Not long after a scandal erupted over Facebook’s report on the experiment they conducted on users of the service, leading to an apology about how the study was communicated, the dating website OkCupid has waded into the debate with an admission that they regularly experiment on users and that they are not alone in doing so. Given the form taken by this pronouncement, it’s hard not to see it as a deliberate intervention with the intention of steering an area of widespread anxiety only likely to grow with time. However at the level of data science and web development, it’s hard not to recognise the logic of their argument, even if there are ethical issues which are obscured by it. Experimenting on users is “how websites work” as the author of the blogpost puts it. He gave a convincing performance on UK radio yesterday, arguing that the OkCupid matching algorithm is something that’s been constructed through the activity of data scientists at the company and that continued engagement with available data is an integral part of refining how the matching, as well as the broader website of which it is such a key part, works day-to-day. The Guardian offers a helpful summary of the news and the reaction that it has provoked:
Dating service OkCupid has cheerfully admitted to manipulating what it shows users, a month after Facebook faced a storm of protest when it revealed that it had conducted psychological experiments.

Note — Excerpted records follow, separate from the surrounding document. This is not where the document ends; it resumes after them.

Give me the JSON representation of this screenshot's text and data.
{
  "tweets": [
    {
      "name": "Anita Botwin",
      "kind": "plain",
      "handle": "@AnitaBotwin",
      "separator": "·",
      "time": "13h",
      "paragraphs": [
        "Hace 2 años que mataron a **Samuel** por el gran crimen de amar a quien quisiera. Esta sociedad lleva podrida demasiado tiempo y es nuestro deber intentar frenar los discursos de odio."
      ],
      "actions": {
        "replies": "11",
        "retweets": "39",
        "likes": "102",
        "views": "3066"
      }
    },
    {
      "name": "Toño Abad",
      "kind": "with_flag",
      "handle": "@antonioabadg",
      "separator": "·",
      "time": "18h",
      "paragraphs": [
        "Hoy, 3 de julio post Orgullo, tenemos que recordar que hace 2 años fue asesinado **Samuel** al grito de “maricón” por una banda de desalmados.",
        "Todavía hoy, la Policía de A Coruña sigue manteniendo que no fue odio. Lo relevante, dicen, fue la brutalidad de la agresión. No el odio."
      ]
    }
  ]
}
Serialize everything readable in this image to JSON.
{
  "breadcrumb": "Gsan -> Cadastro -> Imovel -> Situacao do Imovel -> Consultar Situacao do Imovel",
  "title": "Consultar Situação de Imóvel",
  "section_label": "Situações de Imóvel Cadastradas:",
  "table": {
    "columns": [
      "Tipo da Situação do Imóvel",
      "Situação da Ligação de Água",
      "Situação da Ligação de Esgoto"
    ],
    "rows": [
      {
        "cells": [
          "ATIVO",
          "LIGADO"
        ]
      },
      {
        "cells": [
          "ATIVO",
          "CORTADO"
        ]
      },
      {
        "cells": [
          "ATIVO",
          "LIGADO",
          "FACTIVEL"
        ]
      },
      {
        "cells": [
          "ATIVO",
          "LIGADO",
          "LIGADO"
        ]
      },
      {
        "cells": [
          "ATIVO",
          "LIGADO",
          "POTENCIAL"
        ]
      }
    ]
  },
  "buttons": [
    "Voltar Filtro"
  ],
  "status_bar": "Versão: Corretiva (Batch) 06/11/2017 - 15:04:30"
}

Christian Rudder, OkCupid’s co-founder and data scientist, posted three examples of experiments the firm had performed on to the site’s OkTrends blog, in an upbeat article entitled “We Experiment On Human Beings!”.
The blog, which used to chronicle the discoveries OkCupid made by observing its users’ behaviour, has been mothballed for three years, since OkCupid was purchased by dating behemoth Match.com in February 2011.
“OkCupid doesn’t really know what it’s doing,” writes Rudder in the most recent blogpost. “Neither does any other website. It’s not like people have been building these things for very long, or you can go look up a blueprint or something. Most ideas are bad. Even good ideas could be better. Experiments are how you sort all this out.”
Rudder refers specifically to Facebook’s troubles over its experimentation, when the firm tweaked the content of users’ news feeds in an effort to discover what their reaction was to a higher proportion of positive or negative posts. “Guess what, everybody,” he says, “if you use the internet, you’re the subject of hundreds of experiments at any given time, on every site. That’s how websites work.
The outcry seems to relate to the particular form the experiments take. Read the original post for details about two of the experiments they’ve conducted. However it’s the final experiment which has proved most contentious:
The ultimate question at OkCupid is, does this thing even work? By all our internal measures, the “match percentage” we calculate for users is very good at predicting relationships. It correlates with message success, conversation length, whether people actually exchange contact information, and so on. But in the back of our minds, there’s always been the possibility: maybe it works just because we tell people it does. Maybe people just like each other because they think they’re supposed to? Like how Jay-Z still sells albums?† Once the experiment was concluded, the users were notified of the correct match percentage.
To test this, we took pairs of bad matches (actual 30% match) and told them they were exceptionally good for each other (displaying a 90% match.)† Not surprisingly, the users sent more first messages when we said they were compatible. After all, that’s what the site teaches you to do.
But we took the analysis one step deeper. We asked: does the displayed match percentage cause more than just that first message—does the mere suggestion cause people to actually like each other? As far as we can measure, yes, it does.
When we tell people they are a good match, they act as if they are. Even when they should be wrong for each other.
The four-message threshold is our internal measure for a real conversation. And though the data is noisier, this same “higher display means more success” pattern seems to hold when you look at contact information exchanges, too.
This got us worried—maybe our matching algorithm was just garbage and it’s only the power of suggestion that brings people together. So we tested things the other way, too: we told people who were actually goodfor each other, that they were bad, and watched what happened.
Here’s the whole scope of results (I’m using the odds of exchanging four messages number here):
As you can see, the ideal situation is the lower right: to both be toldyou’re a good match, and at the same time actually be one. OkCupid definitely works, but that’s not the whole story. And if you have to choose only one or the other, the mere myth of compatibility works just as well as the truth. Thus the career of someone like Doctor Oz, in a nutshell. And, of course, to some degree, mine.
Should this be the case? I find many aspects of this concerning but my fear is that these media hyped instances of particular cases which seem intuitively problematic to many risk obscuring the broader picture in which increasingly large parts of our lives are mediated through socio-technical systems with workings that are opaque to us at best. Is there a risk that a debate about the research ethics of these experiments conducted by corporate data scientists distracts us from the political implications of the social relations upon which their capacity to do this depends? Is there a risk that a debate of the utmost importance ends up being driven by intuition rather than reasoned debate? One thought these debates have left me with however is the need for a serious engagement with research ethics by data scientists. These issues are just too important to overlook.